Can Money Buy Happiness? A Look at UBI and Mental Health

Illustrated by Eugenia Yoh

In an age when 7.1 percent of U.S. adults have had at least one major depressive episode and an estimated 31 percent of U.S. adults will experience any sort of anxiety disorder within their lives, it seems like our country has accepted the presence of mental illness as the new normal. With the ongoing pandemic, these numbers are certainly not in a position to improve. However, there is a policy proposal that has the potential to decrease the amount of Americans afflicted with mental illness and burdened by stress: Universal Basic Income (UBI). 

A UBI program ensures a set amount of money to constituents, without a cutoff level for certain income levels. If UBI was enacted in America, everybody from minimum wage workers to Jeff Bezos would receive a payment. Andrew Yang, former 2020 Democratic presidential candidate, touted the Freedom Dividend proposal, which promised a $1000 per month payment to all American citizens ages 18 and older (1). Before Andrew Yang, the concept of UBI was also championed by Martin Luther King, Jr. and Thomas Paine, is in effect in Alaska and almost passed under the Nixon administration.

In April of 2020, many households across America received stimulus checks of $1200 in light of the ongoing COVID-19 pandemic. The money was part of the CARES Act, a stimulus package implemented by the federal government to provide financial support to both citizens and corporations across America due to the economic turmoil caused by the pandemic. However, the one-time stimulus checks only put a band-aid on a festering wound of growing income inequality and deteriorating mental health in America. A UBI program would go further in solving these problems. 

Enacting a UBI plan in the United States would be a large undertaking, though the PEW Research Center has reported that it is no longer considered a controversial proposal in the U.S., as nearly a majority of Americans would support enacting a UBI.  There are obvious pros and cons to establishing a UBI in America. Still, it is important to acknowledge that UBI has vast potential to diminish health inequities and improve mental health for citizens.

While there is no major country that has implemented a permanent UBI program, several countries and organizations have conducted UBI pilots to examine the policy in action. Many have found a positive link between the cash transfers and the health of the recipients. For instance, Finland conducted a country-wide UBI experiment from November 2017 to October 2018 (2). When analyzing the effects of the UBI on mental health, the study found that survey respondents who received the basic income treatment described a more positive well-being, better mental health, more positive perception of economic wellbeing and higher level of trust in other people and societal institutions as compared to the control group.

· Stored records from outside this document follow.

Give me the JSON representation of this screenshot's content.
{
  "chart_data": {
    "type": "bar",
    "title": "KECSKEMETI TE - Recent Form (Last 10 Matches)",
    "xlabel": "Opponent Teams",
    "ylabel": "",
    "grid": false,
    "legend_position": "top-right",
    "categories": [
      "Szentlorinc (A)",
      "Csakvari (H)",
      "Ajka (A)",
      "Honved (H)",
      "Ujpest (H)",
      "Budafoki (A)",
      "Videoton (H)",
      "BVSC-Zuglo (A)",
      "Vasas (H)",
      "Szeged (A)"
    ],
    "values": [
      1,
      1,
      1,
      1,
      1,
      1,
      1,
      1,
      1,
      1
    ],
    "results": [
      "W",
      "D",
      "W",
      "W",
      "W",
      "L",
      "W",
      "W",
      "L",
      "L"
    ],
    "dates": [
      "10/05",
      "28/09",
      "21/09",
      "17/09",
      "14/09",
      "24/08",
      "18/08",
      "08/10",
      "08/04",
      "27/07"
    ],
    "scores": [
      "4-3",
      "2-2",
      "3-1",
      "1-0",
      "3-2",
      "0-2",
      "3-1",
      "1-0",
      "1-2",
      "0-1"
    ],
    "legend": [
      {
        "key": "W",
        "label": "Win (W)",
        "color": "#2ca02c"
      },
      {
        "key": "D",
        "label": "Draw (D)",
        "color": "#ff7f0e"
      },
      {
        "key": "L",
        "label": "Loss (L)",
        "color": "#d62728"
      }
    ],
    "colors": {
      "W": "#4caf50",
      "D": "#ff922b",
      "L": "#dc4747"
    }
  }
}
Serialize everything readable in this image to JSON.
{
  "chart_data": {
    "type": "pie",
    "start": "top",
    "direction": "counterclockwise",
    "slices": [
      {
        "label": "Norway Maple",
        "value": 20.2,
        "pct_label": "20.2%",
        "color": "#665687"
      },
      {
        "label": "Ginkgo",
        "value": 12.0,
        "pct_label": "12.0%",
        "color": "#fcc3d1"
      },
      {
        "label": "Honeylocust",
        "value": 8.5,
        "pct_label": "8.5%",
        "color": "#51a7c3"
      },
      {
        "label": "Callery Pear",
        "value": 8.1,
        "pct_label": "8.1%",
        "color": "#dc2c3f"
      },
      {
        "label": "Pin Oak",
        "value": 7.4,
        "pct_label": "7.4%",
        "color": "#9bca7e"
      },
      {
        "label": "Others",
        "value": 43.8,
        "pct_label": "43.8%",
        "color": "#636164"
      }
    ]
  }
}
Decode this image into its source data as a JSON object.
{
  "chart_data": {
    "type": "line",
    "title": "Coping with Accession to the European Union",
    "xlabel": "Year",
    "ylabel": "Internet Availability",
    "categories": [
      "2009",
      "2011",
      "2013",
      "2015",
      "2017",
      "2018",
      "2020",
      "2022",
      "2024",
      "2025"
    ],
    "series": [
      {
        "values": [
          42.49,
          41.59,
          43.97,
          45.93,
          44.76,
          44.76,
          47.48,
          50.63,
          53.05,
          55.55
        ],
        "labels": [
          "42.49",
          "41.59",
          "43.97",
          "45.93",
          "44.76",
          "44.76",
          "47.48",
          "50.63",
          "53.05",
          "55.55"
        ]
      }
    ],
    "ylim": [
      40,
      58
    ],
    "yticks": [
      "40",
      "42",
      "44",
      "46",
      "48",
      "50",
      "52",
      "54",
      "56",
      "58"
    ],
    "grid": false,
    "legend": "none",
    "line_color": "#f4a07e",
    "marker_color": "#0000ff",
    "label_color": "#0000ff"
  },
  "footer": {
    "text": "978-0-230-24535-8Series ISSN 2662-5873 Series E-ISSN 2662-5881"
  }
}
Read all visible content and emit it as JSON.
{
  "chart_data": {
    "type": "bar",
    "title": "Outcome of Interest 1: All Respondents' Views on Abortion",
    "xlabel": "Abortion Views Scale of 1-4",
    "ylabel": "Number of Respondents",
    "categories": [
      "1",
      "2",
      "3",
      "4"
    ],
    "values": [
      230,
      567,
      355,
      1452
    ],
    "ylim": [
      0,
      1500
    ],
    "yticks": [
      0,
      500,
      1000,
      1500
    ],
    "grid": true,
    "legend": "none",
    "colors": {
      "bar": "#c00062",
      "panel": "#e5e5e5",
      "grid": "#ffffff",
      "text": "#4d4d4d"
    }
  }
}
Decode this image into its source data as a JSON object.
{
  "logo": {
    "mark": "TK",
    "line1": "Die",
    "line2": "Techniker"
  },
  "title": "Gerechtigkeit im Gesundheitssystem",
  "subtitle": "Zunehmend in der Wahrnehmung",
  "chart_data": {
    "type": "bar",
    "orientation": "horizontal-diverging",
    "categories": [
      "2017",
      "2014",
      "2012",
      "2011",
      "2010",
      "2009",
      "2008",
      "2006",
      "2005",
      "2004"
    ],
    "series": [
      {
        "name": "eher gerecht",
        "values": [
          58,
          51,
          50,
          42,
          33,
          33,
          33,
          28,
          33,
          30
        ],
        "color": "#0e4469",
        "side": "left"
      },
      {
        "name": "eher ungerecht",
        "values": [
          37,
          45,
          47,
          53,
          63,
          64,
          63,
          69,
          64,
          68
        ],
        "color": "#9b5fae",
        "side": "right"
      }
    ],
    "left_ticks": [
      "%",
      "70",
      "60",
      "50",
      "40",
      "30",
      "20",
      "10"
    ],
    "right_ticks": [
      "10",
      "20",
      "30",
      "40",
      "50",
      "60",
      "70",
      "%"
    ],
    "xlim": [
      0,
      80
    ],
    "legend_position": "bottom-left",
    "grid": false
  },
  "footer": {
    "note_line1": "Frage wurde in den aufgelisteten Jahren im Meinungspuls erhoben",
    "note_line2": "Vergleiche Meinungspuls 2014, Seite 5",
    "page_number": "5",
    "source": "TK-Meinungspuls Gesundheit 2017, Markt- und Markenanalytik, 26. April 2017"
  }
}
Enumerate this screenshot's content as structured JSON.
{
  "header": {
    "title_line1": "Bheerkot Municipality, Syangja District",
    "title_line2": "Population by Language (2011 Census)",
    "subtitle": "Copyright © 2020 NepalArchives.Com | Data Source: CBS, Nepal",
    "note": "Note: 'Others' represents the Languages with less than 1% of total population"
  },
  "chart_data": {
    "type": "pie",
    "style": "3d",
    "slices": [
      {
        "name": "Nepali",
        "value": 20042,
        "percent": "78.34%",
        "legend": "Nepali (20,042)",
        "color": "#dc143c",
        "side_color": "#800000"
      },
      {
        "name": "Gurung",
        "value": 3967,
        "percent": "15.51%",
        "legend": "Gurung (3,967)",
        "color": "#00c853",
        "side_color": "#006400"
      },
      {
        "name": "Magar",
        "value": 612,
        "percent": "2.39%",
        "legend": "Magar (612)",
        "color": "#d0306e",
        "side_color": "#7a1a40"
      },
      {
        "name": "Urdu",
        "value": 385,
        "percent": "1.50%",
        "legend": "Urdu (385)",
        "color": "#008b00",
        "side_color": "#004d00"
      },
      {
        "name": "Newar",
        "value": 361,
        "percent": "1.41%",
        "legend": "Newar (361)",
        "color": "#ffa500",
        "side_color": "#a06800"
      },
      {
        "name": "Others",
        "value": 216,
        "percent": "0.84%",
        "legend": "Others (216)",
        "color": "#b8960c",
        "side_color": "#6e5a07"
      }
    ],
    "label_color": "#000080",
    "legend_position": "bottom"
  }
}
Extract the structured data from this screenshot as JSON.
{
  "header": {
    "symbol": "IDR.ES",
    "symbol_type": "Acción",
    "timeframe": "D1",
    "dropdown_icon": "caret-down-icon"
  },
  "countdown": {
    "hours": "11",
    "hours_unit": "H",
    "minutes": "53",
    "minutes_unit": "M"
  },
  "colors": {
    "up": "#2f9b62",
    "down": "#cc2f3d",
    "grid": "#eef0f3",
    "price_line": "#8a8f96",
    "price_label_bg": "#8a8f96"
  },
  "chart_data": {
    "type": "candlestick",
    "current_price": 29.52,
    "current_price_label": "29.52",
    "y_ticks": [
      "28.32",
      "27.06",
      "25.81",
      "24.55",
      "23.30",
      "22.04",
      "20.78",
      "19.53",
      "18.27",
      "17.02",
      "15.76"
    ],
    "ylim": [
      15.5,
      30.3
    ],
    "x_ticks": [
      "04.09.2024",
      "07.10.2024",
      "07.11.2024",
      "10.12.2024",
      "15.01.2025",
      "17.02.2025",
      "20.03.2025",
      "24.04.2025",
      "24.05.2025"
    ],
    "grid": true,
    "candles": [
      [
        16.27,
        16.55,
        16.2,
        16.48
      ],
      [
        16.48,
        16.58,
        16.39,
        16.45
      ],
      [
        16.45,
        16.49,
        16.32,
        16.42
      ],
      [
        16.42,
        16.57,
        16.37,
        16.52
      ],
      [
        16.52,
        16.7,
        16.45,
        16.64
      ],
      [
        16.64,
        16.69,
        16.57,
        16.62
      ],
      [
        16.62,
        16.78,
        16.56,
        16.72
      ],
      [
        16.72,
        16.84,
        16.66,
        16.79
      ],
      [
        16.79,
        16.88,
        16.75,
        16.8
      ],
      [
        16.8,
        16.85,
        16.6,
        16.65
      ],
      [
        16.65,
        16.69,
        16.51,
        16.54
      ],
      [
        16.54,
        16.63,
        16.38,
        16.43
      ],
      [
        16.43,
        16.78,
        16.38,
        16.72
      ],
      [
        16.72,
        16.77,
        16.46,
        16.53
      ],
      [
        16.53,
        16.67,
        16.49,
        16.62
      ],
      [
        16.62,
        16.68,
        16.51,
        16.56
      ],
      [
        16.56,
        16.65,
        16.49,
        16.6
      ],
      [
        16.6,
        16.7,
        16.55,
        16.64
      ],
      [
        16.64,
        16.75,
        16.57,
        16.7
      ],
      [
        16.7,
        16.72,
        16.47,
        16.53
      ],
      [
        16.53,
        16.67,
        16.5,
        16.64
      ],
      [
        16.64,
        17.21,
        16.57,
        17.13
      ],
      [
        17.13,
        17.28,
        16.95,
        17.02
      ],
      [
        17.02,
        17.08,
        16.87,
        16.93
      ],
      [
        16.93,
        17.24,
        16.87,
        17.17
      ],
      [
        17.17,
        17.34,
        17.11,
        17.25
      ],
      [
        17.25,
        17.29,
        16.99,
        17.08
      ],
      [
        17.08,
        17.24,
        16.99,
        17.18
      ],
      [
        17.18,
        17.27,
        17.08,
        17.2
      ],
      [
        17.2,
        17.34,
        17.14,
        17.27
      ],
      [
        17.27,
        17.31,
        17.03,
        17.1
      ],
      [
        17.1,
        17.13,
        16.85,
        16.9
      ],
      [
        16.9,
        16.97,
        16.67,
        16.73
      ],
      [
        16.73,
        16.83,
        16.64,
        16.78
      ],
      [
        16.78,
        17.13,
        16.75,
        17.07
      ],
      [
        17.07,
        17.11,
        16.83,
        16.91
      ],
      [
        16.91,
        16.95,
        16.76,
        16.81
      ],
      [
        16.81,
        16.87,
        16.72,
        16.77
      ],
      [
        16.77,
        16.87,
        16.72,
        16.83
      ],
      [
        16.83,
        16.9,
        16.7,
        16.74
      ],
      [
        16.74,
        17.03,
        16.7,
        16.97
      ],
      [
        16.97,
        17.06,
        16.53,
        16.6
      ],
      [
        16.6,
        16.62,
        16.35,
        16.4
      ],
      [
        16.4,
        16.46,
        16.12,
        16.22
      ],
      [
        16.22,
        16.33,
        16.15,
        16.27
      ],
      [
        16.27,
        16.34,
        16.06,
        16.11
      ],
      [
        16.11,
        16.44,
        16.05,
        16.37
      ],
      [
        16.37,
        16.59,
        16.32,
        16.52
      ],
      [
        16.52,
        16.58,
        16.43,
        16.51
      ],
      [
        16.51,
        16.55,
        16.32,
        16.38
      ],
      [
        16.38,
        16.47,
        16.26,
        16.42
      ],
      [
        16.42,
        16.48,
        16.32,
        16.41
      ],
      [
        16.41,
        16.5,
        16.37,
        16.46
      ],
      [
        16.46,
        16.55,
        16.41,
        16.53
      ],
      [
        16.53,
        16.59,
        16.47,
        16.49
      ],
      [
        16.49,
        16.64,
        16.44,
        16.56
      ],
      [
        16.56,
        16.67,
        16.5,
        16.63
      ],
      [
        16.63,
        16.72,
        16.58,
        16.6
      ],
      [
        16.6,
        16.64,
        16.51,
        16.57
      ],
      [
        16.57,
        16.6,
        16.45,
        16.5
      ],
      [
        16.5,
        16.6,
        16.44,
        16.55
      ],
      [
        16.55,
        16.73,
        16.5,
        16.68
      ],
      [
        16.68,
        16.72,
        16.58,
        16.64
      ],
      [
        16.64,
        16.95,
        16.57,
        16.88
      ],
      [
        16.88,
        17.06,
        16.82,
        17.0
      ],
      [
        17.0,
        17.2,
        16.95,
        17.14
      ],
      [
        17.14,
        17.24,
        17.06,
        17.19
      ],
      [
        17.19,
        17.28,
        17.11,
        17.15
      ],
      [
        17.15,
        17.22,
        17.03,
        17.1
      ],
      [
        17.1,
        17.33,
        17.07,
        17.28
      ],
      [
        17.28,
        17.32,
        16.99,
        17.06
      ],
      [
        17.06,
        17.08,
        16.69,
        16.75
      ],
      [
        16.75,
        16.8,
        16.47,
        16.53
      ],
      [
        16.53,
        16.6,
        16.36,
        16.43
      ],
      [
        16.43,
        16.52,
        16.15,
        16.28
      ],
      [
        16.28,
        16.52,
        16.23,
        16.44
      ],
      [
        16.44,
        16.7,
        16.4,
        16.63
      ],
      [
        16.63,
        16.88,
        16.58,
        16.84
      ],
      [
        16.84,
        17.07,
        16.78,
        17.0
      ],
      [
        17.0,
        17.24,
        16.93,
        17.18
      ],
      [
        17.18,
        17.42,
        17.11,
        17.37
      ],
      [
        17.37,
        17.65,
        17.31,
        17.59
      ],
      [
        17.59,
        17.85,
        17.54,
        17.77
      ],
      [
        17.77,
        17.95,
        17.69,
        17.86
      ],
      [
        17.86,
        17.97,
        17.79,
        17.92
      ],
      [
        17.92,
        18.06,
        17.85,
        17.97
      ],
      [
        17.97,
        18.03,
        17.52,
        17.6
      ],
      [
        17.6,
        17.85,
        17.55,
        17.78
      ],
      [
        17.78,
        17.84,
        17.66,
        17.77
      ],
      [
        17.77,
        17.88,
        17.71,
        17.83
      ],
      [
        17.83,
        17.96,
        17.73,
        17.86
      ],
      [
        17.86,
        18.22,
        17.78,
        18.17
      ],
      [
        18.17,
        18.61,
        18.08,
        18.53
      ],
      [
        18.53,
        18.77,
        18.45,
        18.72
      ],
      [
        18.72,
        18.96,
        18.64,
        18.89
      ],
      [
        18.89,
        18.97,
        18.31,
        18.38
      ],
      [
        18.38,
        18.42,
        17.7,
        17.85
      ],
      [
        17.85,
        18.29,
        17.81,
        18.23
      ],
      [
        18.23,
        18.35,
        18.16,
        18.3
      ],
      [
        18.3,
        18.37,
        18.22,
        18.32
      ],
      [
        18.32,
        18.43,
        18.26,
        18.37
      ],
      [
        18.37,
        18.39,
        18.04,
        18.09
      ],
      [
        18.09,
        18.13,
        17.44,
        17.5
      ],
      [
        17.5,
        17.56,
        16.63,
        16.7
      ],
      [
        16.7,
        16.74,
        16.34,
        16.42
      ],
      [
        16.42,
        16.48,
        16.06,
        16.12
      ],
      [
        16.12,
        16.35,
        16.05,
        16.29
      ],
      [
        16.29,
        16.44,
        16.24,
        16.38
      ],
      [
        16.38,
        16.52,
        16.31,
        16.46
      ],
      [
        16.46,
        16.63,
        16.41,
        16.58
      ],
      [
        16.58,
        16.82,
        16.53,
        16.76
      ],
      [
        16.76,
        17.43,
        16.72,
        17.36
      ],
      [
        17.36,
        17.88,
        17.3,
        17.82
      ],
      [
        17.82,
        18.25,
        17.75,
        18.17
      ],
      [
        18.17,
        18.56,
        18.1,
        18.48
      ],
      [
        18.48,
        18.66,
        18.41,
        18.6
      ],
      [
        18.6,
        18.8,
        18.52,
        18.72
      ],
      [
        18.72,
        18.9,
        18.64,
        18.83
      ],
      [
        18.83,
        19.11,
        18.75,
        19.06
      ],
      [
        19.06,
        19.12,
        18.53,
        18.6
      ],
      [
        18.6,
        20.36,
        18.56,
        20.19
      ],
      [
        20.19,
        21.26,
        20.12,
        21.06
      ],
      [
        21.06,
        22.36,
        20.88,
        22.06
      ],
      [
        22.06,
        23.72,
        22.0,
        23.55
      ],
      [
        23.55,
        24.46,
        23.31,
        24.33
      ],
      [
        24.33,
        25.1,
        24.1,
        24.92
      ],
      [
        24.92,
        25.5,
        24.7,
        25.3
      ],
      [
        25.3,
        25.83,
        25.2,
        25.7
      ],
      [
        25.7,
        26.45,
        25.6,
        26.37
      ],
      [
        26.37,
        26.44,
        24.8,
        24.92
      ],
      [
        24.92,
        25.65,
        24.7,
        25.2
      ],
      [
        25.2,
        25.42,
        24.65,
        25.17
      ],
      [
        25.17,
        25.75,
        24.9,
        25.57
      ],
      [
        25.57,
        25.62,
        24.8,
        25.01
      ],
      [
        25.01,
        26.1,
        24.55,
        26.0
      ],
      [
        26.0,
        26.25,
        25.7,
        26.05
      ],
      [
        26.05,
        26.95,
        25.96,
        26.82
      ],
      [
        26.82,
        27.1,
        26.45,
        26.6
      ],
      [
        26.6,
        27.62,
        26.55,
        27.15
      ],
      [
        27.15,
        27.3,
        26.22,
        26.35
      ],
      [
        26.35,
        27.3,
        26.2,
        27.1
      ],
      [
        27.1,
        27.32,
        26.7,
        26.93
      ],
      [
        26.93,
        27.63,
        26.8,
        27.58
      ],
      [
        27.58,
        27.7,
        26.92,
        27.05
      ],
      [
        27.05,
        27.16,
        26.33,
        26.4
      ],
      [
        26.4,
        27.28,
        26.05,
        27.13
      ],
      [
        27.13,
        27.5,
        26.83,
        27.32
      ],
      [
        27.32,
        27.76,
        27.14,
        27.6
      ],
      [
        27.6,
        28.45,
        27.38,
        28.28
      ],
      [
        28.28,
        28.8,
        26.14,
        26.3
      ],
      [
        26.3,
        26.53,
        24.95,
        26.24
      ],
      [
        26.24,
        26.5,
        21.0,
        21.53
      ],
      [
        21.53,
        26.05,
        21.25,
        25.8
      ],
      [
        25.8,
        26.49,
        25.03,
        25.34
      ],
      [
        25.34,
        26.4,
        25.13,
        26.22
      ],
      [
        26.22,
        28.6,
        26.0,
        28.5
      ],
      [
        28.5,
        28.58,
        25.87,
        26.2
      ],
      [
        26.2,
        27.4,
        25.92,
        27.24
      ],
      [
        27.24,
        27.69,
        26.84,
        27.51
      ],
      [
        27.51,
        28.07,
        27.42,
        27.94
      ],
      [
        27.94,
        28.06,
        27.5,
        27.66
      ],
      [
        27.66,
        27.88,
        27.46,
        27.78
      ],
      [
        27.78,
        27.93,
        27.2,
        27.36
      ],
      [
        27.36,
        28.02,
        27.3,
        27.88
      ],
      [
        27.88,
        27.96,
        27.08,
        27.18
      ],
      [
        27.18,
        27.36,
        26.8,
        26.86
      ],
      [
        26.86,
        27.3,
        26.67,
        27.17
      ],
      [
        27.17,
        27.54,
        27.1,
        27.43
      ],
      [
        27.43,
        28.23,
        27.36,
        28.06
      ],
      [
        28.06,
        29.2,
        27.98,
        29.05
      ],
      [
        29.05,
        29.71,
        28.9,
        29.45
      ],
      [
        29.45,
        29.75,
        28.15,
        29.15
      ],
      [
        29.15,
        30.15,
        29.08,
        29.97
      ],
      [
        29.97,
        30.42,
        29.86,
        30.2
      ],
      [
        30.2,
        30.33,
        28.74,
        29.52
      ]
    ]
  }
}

Beyond general feelings, UBI programs can lower actual cases of injury. An article by Beck, et. al analyzed a randomized cluster UBI trial that was conducted in India in order to understand the relationship between a basic income and potential health benefits (3). The study examined minor illnesses and injuries, illness and injuries requiring hospitalization and child vaccination coverage. The study found that minor illnesses and injuries dropped by 46 percent for those receiving the basic income over the course of the study, with no marked change in major illness or vaccination rates, the latter of which was already high. 

Two studies examined cash transfer programs (a similar concept to UBI) in Africa, with focus on mental health and food security. One study, an analysis by Ebenezer Owusu-Addo of Cash Transfer programs in Sub-Saharan Africa, found significant mental health improvements, including increased self-esteem and reduced stress and anxiety (4). The study also found a consistent positive effect on food security across all cases. Another paper examined the impact of a Child Support Grant on the mental health of South African adults using the CES-D, a mental health assessment, to quantify their results. While not the exact same as a UBI plan, the study still analyzes the effects of cash influx to families. Data showed “a positive and statistically significant direct effect of the cash transfer on mental health…” (5).

Beyond improving mental health and lowering injuries, a UBI program could help prepare future generations for healthy lives. An article by Herbert Jauch in the Global Labour Journal summarized findings from a Basic Income Grant trial in Namibia, conducted in 2004 (6). The research team monitoring developments found that poverty, child malnutrition and school drop-outs had fallen significantly within the year. In addition, crime rates dropped and women were able to become more economically dependent. 

One of the most remarkable UBI trial programs took place in the Canadian town of Dauphin in the 1970s. An article by Anthony Painter published in The BMJ analyzed the results of the trial, which demonstrated a correlation between UBI and improved health benefits (7). Not only did mental health treatment, mental health diagnoses and general hospitalizations fall during the study, but the positive effects vanished after the trial ended. 

It is clear that enacting a UBI program would take the first steps towards addressing mental health issues and general health inequities in the United States. With the extra money in pocket, Americans would be better equipped to provide themselves with proper nutrition. Citizens would also have the mobility to seek out health services when needed, rather than staying home for fear of the cost. Americans would develop an increased sense of financial security, reducing the stress induced by worrying over the month’s bills. 

We should not accept the new normal of our mental health situation in the United States. Encourage your local representatives to support enacting a UBI program in the US or your town (check out Mayors for a Guaranteed Income). In a world full of complicated problems, sometimes the simplest solution is giving people cash.